Ahora le espantaba la idea de reanudar la larga fuga; la infinita caminata a través de las arenas y los pedregales siempre bajo un sol incansable, sin saber hacia dónde se dirigía y si aquella llanura desolada tenía realmente fin en alguna parte. Recordaba con espanto el tormento de la sed y el dolor insufrible de cada uno de sus músculos acalambrados, y se preguntaba por qué continuaba sentado allí, a la sombra, con su hatillo en la mano, aguardando el regreso de un hombre, un asesino, que quería conducirle de nuevo a las arenas y los pedregales.

Y apareció de pronto a su lado, nacido de la nada, silencioso pese a los cuatro cargados camellos que le seguían sin un rumor siquiera, como si se hubieran contagiado de su amo o les espantase el hecho, que su instinto percibía, de que habían penetrado en un mausoleo.

Señaló hacia, el barracón con la cabeza:

—¿Por qué llevaste a los centinelas a su cama? ¿Crees que están mejor allí que donde los mataste? ¿Qué importancia puede tener ya?

Gacel le observó un instante como si no comprendiese a qué se refería.

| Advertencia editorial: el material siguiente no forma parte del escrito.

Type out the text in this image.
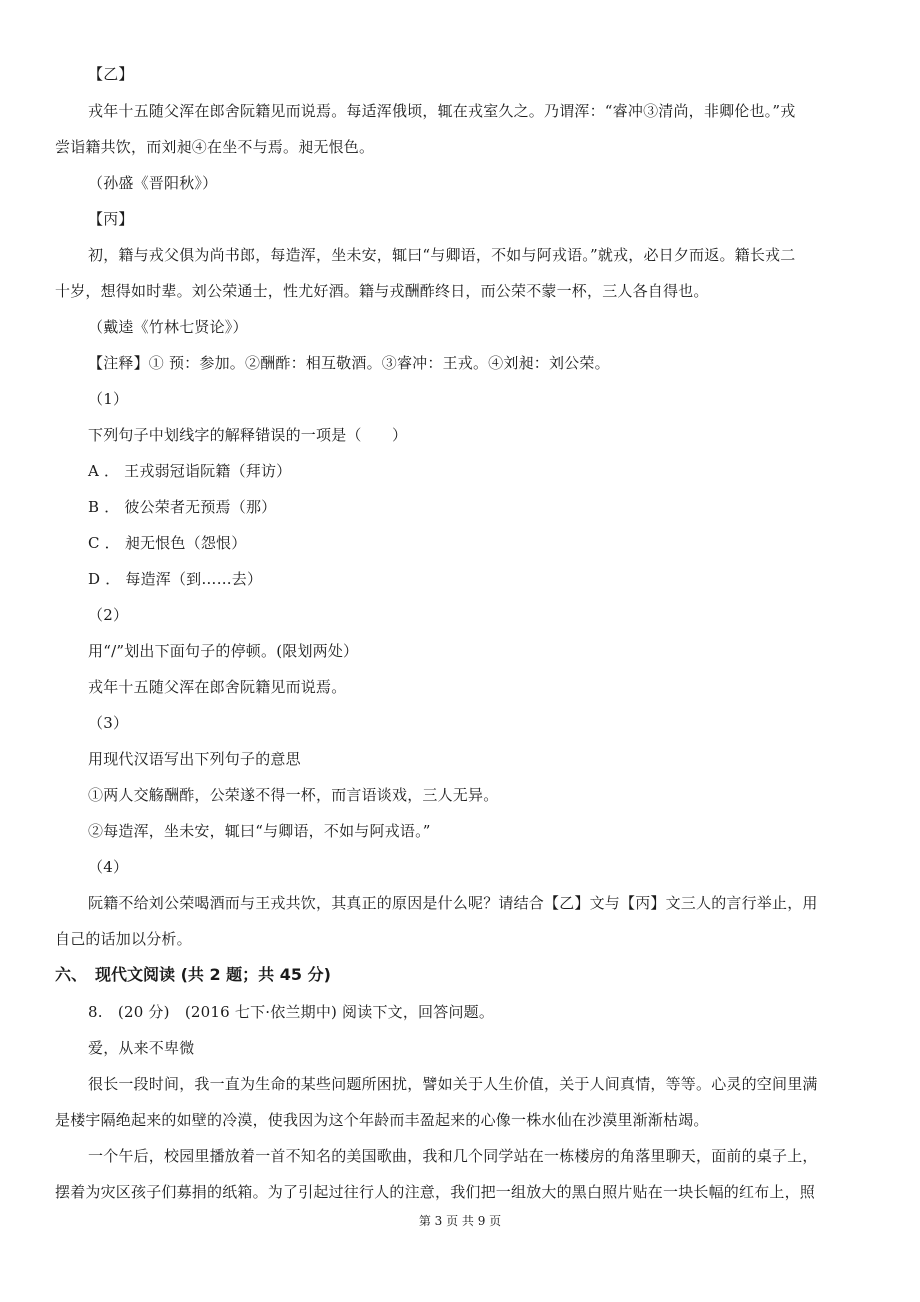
【乙】
戎年十五随父浑在郎舍阮籍见而说焉。每适浑俄顷，辄在戎室久之。乃谓浑：“睿冲③清尚，非卿伦也。”戎
尝诣籍共饮，而刘昶④在坐不与焉。昶无恨色。
（孙盛《晋阳秋》）
【丙】
初，籍与戎父俱为尚书郎，每造浑，坐未安，辄曰“与卿语，不如与阿戎语。”就戎，必日夕而返。籍长戎二
十岁，想得如时辈。刘公荣通士，性尤好酒。籍与戎酬酢终日，而公荣不蒙一杯，三人各自得也。
（戴逵《竹林七贤论》）
【注释】① 预：参加。②酬酢：相互敬酒。③睿冲：王戎。④刘昶：刘公荣。
（1）
下列句子中划线字的解释错误的一项是（　　）
A ． 王戎弱冠诣阮籍（拜访）
B ． 彼公荣者无预焉（那）
C ． 昶无恨色（怨恨）
D ． 每造浑（到……去）
（2）
用“/”划出下面句子的停顿。(限划两处）
戎年十五随父浑在郎舍阮籍见而说焉。
（3）
用现代汉语写出下列句子的意思
①两人交觞酬酢，公荣遂不得一杯，而言语谈戏，三人无异。
②每造浑，坐未安，辄曰“与卿语，不如与阿戎语。”
（4）
阮籍不给刘公荣喝酒而与王戎共饮，其真正的原因是什么呢？请结合【乙】文与【丙】文三人的言行举止，用
自己的话加以分析。
六、　现代文阅读 (共 2 题；共 45 分)
8.　(20 分)　(2016 七下·依兰期中) 阅读下文，回答问题。
爱，从来不卑微
很长一段时间，我一直为生命的某些问题所困扰，譬如关于人生价值，关于人间真情，等等。心灵的空间里满
是楼宇隔绝起来的如壁的冷漠，使我因为这个年龄而丰盈起来的心像一株水仙在沙漠里渐渐枯竭。
一个午后，校园里播放着一首不知名的美国歌曲，我和几个同学站在一栋楼房的角落里聊天，面前的桌子上，
摆着为灾区孩子们募捐的纸箱。为了引起过往行人的注意，我们把一组放大的黑白照片贴在一块长幅的红布上，照
第 3 页 共 9 页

Al fin se encogió de hombros:

—Un ave carroñera descubre un cadáver al aire libre a las dos horas de muerto —replicó—. Pero se necesitarán tres días para que el olor atraviese esas paredes, y para entonces estaremos ya camino de la frontera.

—¿Qué frontera?

—¿Acaso no son buenas todas las fronteras?

—La del Sur y la del Este, sí. Pero si cruzo la del Oeste me ahorcarán en el acto.

Gacel no respondió, inmerso como estaba en la tarea de sacar agua del pozo y dar de beber a los insaciables animales, pero cuando hubo concluido, reparó en la bolsa de lona.

—¿No llevas más que eso? —quiso saber.

—Es todo lo que tengo…

—No es mucho para quien ha sido presidente de un país… —indicó hacia adentro—. Ve a la cocina y trae provisiones y todos los recipientes para llevar agua que consigas. —Agitó la cabeza—. El agua va a ser nuestro problema en este viaje.

—En el desierto el agua siempre es el problema… ¿O no?

—Sí, desde luego, pero adonde vamos, más que en ninguna otra parte.

—¿Y a dónde vamos, si puedo saberlo…?

—Adonde nadie pueda seguirnos: A la «gran tierra vacía» de Tikdabra.